Je suis l’Ecole Ouled Ben JamaâVue devant de l'école

 

Je m’appelle Ecole Ouled Ben Jamaâ. Je suis née en 1959.

Mon nom est celui du village où je suis née, quelque part dans les montagnes du Rif marocain.

Ma naissance est le fruit d’une initiative privée prise par quelques notables du village, visionnaires et clairvoyants. Ils ont combattu l’occupant avec beaucoup de sacrifice et de souffrance. C’est sans doute ce qui leur a fait comprendre mon intérêt et mon rôle dans l’éducation des humains. Ils ont dû comprendre que la supériorité de l’occupant vient des écoles comme moi.

Je fus constituée au départ de deux classes sur le modèle de l’occupant, avec des arbres Eucalyptus tout autour, un beau toit en tuiles, des murs solides en pierre et ciment, des fenêtres grandes qui arrosent mon intérieur de lumière du jour naturelle. Les enfants qui venaient en mon sein ne manquaient de rien, ils étaient chauffés par une belle cheminée en fonte, installés sur des tables en bois confortables équipées d’encriers et rangement de crayons et plumes. Alors que chez eux, ces enfants manquaient de presque tout : ni chauffage, ni vêtement chaux ni même des chaussures. Certains venaient pieds nus, marchant sur des cailloux coupants, équipés d’un sac en plastique en guise de cartable, récupéré des courses du marché hebdomadaire de dimanche. Certains étaient tellement pauvres qu’ils me boudaient à chaque saison des olives. Ils devaient, sans doute, aider leurs parents dans la récolte des olives, principal moyen de subsistance des gens du village. Mais ils revenaient une fois la saison terminée. Alors je ne leur en voulais pas. D’ailleurs à ce sujet j’ai quelques petites histoires assez cocasses et drôles mais que je vous raconterai une autre fois.

Pourtant, grâce à moi et à mon accueil chaleureux, beaucoup de ces enfants ont étudié brillamment.

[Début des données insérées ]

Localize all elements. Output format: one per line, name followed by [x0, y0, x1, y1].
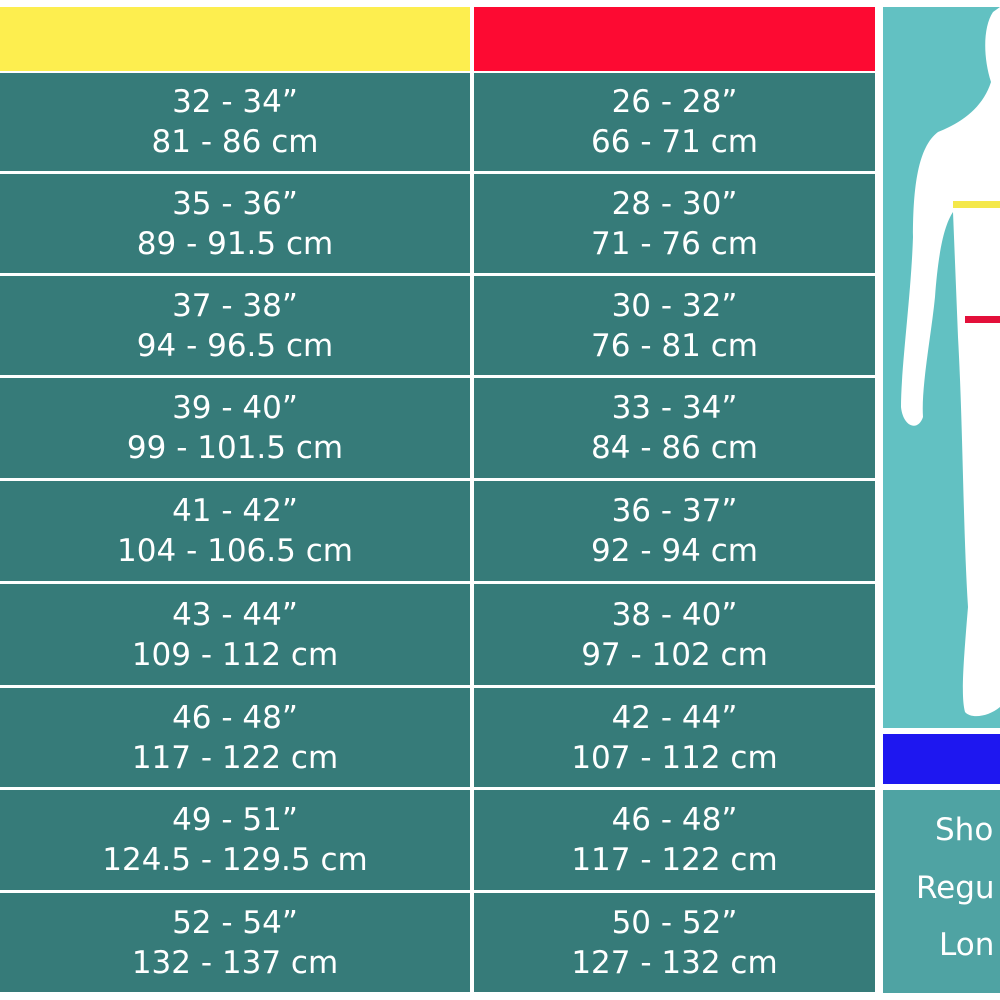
- waist-cell: 36 - 37” 92 - 94 cm: [474, 481, 875, 581]
- length-regular: Regu: [916, 870, 995, 906]
- cm-value: 66 - 71 cm: [591, 124, 758, 160]
- length-short: Sho: [935, 812, 994, 848]
- cm-value: 81 - 86 cm: [151, 124, 319, 160]
- chest-cell: 52 - 54” 132 - 137 cm: [0, 893, 470, 992]
- cm-value: 94 - 96.5 cm: [136, 327, 334, 364]
- inches-value: 35 - 36”: [172, 185, 298, 222]
- cm-value: 76 - 81 cm: [591, 327, 758, 364]
- inches-value: 52 - 54”: [172, 904, 298, 941]
- waist-cell: 26 - 28” 66 - 71 cm: [474, 73, 875, 171]
- chest-cell: 37 - 38” 94 - 96.5 cm: [0, 276, 470, 375]
- body-silhouette-icon: [901, 7, 1000, 717]
- chest-cell: 46 - 48” 117 - 122 cm: [0, 688, 470, 787]
- inches-value: 33 - 34”: [611, 390, 738, 426]
- cm-value: 104 - 106.5 cm: [117, 533, 353, 569]
- body-figure-panel: [883, 7, 1000, 728]
- cm-value: 99 - 101.5 cm: [126, 430, 344, 466]
- cm-value: 109 - 112 cm: [131, 636, 339, 673]
- inches-value: 43 - 44”: [172, 596, 298, 633]
- inches-value: 50 - 52”: [611, 904, 738, 941]
- inches-value: 30 - 32”: [611, 287, 738, 324]
- cm-value: 92 - 94 cm: [591, 533, 758, 569]
- inches-value: 37 - 38”: [172, 287, 298, 324]
- inches-value: 46 - 48”: [611, 802, 738, 838]
- cm-value: 132 - 137 cm: [131, 944, 339, 981]
- inches-value: 49 - 51”: [172, 802, 298, 838]
- cm-value: 84 - 86 cm: [591, 430, 758, 466]
- chest-line: [953, 201, 1000, 208]
- waist-cell: 46 - 48” 117 - 122 cm: [474, 790, 875, 890]
- chest-cell: 49 - 51” 124.5 - 129.5 cm: [0, 790, 470, 890]
- waist-column-header: [474, 7, 875, 71]
- cm-value: 117 - 122 cm: [131, 739, 339, 776]
- chest-cell: 35 - 36” 89 - 91.5 cm: [0, 174, 470, 273]
- waist-cell: 38 - 40” 97 - 102 cm: [474, 584, 875, 685]
- cm-value: 71 - 76 cm: [591, 225, 758, 262]
- waist-line: [965, 316, 1000, 323]
- inches-value: 36 - 37”: [611, 493, 738, 529]
- waist-cell: 50 - 52” 127 - 132 cm: [474, 893, 875, 992]
- inches-value: 26 - 28”: [611, 84, 738, 120]
- length-header: [883, 734, 1000, 784]
- inches-value: 28 - 30”: [611, 185, 738, 222]
- cm-value: 89 - 91.5 cm: [136, 225, 334, 262]
- chest-cell: 32 - 34” 81 - 86 cm: [0, 73, 470, 171]
- inches-value: 46 - 48”: [172, 699, 298, 736]
- waist-cell: 33 - 34” 84 - 86 cm: [474, 378, 875, 478]
- chest-cell: 41 - 42” 104 - 106.5 cm: [0, 481, 470, 581]
- chest-cell: 43 - 44” 109 - 112 cm: [0, 584, 470, 685]
- cm-value: 97 - 102 cm: [581, 636, 768, 673]
- inches-value: 32 - 34”: [172, 84, 298, 120]
- inches-value: 38 - 40”: [611, 596, 738, 633]
- length-long: Lon: [939, 927, 995, 963]
- waist-cell: 42 - 44” 107 - 112 cm: [474, 688, 875, 787]
- inches-value: 42 - 44”: [611, 699, 738, 736]
- cm-value: 117 - 122 cm: [571, 842, 778, 878]
- length-panel: Sho Regu Lon: [883, 790, 1000, 993]
- chest-column-header: [0, 7, 470, 71]
- cm-value: 107 - 112 cm: [571, 739, 778, 776]
- waist-cell: 30 - 32” 76 - 81 cm: [474, 276, 875, 375]
- cm-value: 124.5 - 129.5 cm: [102, 842, 368, 878]
- inches-value: 41 - 42”: [172, 493, 298, 529]
- inches-value: 39 - 40”: [172, 390, 298, 426]
- waist-cell: 28 - 30” 71 - 76 cm: [474, 174, 875, 273]
- cm-value: 127 - 132 cm: [571, 944, 778, 981]
- chest-cell: 39 - 40” 99 - 101.5 cm: [0, 378, 470, 478]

Il est vrai qu’ils étaient enseignés par de grands professionnels, des personnes investies par leur mission et leur devoir, faisant preuve d’autorité et de compétence mais aussi beaucoup d’humanisme et de bienveillance. Mais, hélas, quelques rares fois certains de ces enseignants manquaient de patience envers certains enfants. Ceux qui ont bien travaillé sont partis continuer leurs études chez mes grandes sœurs ailleurs dans d’autres lieux. De temps en temps, ils reviennent me rendre visite et je vois alors dans leurs yeux qui brillent de larmes, de la reconnaissance et de la gratitude à mon égard. A ce moment-là je pense aux belles personnes courageuses et visionnaires qui m’ont permis d’exister. A mon tour, je les remercie et leur rend hommage.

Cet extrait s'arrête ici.